Der Wissenschaftler und seine Familie wurden umgehend in Sicherheit gebracht. Marc Van Ranst ist für Pandemie-Leugner und Schutzmaßnahmen-Gegner in Belgien eine ähnliche Hassfigur wie der Virologe Christian Drosten oder der SPD-Gesundheitspolitiker Karl Lauterbach in Deutschland. Einige Medien berichteten, Conings habe den belgischen Virologen regelmäßig auch zuvor schon über die sozialen Medien angefeindet und bedroht. Zudem wurden nach dem Untertauchen zeitweise Moscheen in der Provinz Limburg vorsorglich geschlossen oder verstärkt überwacht. Später berichteten Medien, dass neben Van Ranst auch neun andere Personen und deren Familien unter besonderem Schutz gestellt oder in Sicherheit gebracht wurden („Safehouse“). (Blick nach Rechts)
Als vorläufige Konsequenz aus dem Versagen des Militärs bei Conings wurde elf weiteren rechtsextremen Soldaten der Zugang zu Waffendepots und sensiblen Informationen gesperrt, und insgesamt fünfzig rechtsextreme Soldaten sollen in Zukunft stärker beobachtet werden. Das alles klingt wie ein schlechter Scherz angesichts des Faktums, dass selbst ein als potenzieller Terrorist eingestufter und bestens beobachteter Soldat wie Conings völlig ungestört agieren konnte.
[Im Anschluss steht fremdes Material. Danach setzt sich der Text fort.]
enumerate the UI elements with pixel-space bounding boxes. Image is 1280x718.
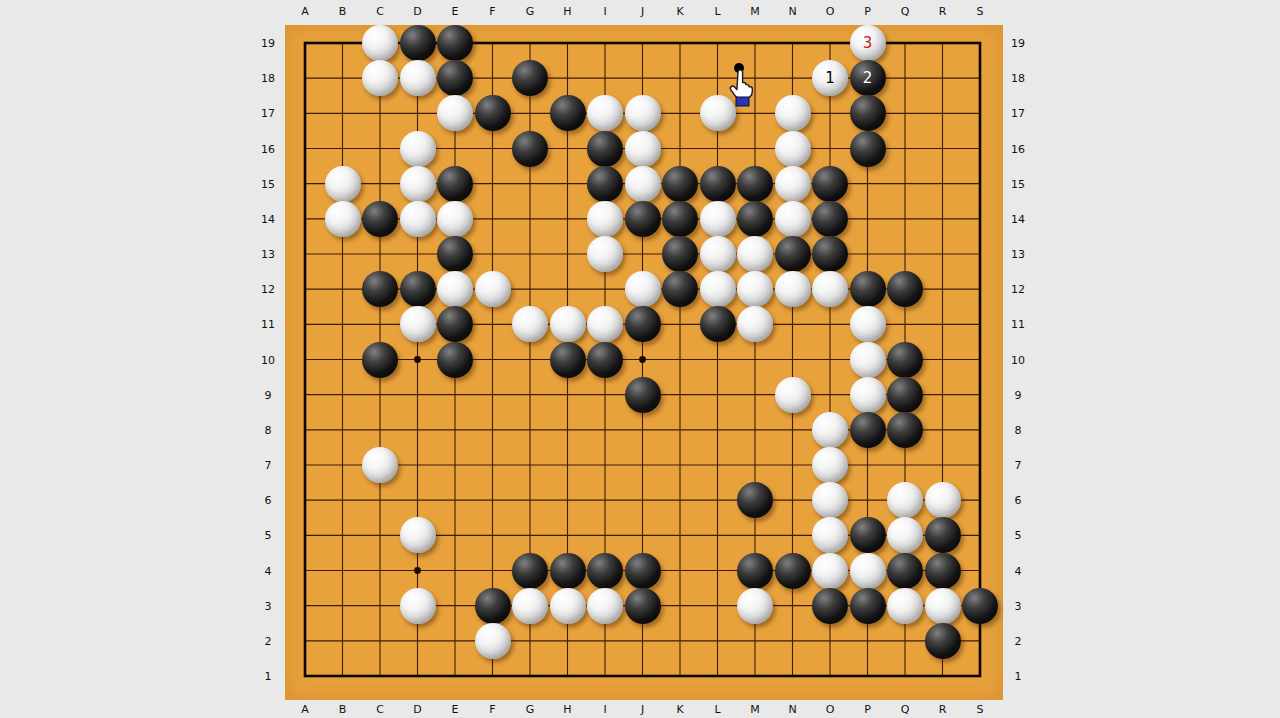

Der Ruf nach politischen Konsequenzen verhallte bisher dennoch ungehört, wobei das in der fragilen politischen Landschaft mit den schwierigen Regierungsbildungen nicht völlig unverständlich ist:
Die belgische Verteidigungsministerin Ludivine Dedonder ist erst seit sechs Monaten im Amt und weist jede Verantwortung für die Pannenserie weit von sich: „Ich habe ein Ministerium vorgefunden, das über viele Jahre vernachlässigt worden ist, was das Personal angeht, die Einsatzbereitschaft und die Infrastruktur. (ARD-Tagesschau)
Noch ist völlig unklar, ob Conings, dessen Auto kurz nach seinem Untertauchen mit einer Sprengfalle präpariert gefunden wurde, noch am Leben ist oder weiter seine Terrordrohungen umsetzen will. Schließlich sind mittlerweile zwei Wochen vergangen, in denen – abgesehen von dem Auto – keine weiteren Hinweise oder Lebenszeichen gefunden wurden. Kräftig meldeten sich jedoch seine Anhänger*innen: Eine mittlerweile von Facebook geschlossene Gruppe, die sich mit Conings solidarisierte, verzeichnete binnen kürzester Zeit fast 50.000 Fans.

In seiner Heimat Maasmechelen gab es mehrere Schweigemärsche mit Hunderten Demonstrierenden – viele von ihnen natürlich aus der rechtsextremen Ecke rund um den Vlaams Belang. Sollte die (sozialliberale) Regierung über den Skandal um Conings stürzen, dann wäre es gar nicht so unwahrscheinlich, dass entweder die rechten flämischen Nationalisten von der N‑VA oder gar die Rechtsextremen vom Vlaams Belang bei der nächsten Regierung mitspielen würden. Das wäre zumindest ein Punktesieg für den abgetauchten Rechtsextremisten.